Alma Binion Cahn
Alma Binion Cahn was born in New York City in 1907, the oldest child of immigrant parents, themselves having come to the United States as children; her mother from Poland, a school teacher and her father from Russia, a lawyer. The family moved to Brooklyn and when Alma was seven to Washington Heights, where she went to public school and for one year to George Washington High School. She then went to the Ethical Culture School, which in those years had an Arts Division, where many courses were taught with an emphasis on art.
She took some courses at the Art Students League while she was still in high school and after graduation studied there for two years. When she was twenty, her parents sent her to study painting in Paris at the Académie de la Grande Chaumiére and the Académie Julien. One of her teachers was Juan Gris, who, she used to say, poked his head into the studio, looked around and said, “Trés bien, mes enfants, continuez, continuez.” She stayed in Paris for a year and a half with a springtime trip to Italy, spending time in Florence, Arezzo, and Rome.
When she came home, she painted in her studio on Lexington Avenue and 27th Street and taught art at Julia Richmond High School.
In 1929, Alma Cahn married Morris A. Schapiro, born in Lithuania, educated at Columbia College and the Columbia School of Mines; he was a chess master and amateur violinist. The same year as their marriage Morris founded M.A. Schapiro & Company, a dealer in bank stocks and government bonds. They had their first child in 1931, their second in 1933. During this time Alma’s palette was on the shelf but in 1940, she began to study with the painter Morris Davidson at his studio on 56th Street and later in Rockport, Massachusetts with her lifelong friend, the painter Eleanor Lockspeiser. She worked in a studio overlooking the Hudson River in Piermont, New York. Living in Rockland County, she became a friend of the painter David Sawin, writer Hortense Calisher, and other nearby artists.

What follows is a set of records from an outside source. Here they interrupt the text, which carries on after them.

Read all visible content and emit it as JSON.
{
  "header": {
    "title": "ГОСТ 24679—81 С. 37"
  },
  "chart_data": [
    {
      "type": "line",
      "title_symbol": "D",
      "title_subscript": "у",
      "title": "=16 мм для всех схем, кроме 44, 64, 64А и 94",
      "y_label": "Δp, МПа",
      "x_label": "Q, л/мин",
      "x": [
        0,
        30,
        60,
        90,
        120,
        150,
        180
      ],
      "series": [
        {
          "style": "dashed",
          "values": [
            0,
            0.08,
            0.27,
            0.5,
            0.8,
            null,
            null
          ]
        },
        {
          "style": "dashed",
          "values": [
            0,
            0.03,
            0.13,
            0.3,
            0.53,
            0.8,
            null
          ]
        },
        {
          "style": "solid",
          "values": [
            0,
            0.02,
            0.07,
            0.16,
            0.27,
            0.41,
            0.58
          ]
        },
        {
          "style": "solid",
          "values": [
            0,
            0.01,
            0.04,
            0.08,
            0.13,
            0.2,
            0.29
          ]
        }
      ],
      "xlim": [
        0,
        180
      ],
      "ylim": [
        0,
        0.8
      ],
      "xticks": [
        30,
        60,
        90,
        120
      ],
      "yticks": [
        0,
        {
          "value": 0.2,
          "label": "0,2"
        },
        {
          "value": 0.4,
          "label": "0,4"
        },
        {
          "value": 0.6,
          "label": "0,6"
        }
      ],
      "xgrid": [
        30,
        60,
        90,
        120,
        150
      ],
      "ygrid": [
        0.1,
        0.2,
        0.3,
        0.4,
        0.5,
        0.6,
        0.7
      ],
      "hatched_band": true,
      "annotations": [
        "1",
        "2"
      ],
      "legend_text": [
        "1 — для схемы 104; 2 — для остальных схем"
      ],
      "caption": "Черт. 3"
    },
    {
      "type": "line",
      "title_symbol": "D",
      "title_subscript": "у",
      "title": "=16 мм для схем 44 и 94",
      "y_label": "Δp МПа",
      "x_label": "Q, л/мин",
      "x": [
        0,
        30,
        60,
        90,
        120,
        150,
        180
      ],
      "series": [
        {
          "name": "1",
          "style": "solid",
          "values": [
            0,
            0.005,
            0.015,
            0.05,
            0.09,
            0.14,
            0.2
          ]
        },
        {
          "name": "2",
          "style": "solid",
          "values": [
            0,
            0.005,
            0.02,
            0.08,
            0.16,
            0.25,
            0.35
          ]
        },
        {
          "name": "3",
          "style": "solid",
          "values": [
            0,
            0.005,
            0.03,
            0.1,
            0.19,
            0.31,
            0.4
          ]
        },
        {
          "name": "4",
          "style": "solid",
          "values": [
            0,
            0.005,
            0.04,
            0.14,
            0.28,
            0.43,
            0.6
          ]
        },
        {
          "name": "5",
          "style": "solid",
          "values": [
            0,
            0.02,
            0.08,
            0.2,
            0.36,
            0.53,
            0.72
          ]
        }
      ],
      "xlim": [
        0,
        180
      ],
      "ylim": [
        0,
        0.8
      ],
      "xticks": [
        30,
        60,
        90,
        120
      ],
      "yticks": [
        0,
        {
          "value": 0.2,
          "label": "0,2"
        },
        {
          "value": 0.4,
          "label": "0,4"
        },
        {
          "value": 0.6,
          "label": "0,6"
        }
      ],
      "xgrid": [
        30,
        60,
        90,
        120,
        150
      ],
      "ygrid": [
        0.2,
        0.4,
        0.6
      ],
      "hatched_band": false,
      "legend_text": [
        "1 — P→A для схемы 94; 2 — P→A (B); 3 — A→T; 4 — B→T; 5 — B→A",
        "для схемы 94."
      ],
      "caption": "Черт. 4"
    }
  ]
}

Alma Schapiro had many exhibitions at the Bodley Gallery in New York City. Her subjects include still lifes, landscapes, New York cityscapes, interiors with figures, and gardens. Although influenced by the modern movement, she was never an abstract artist. Her draftsmanship, keen observation, and fine rendering of people and natural forms express her deep sense of human experience. Among her most beautiful works are her ink drawings of plants in nature and of her family.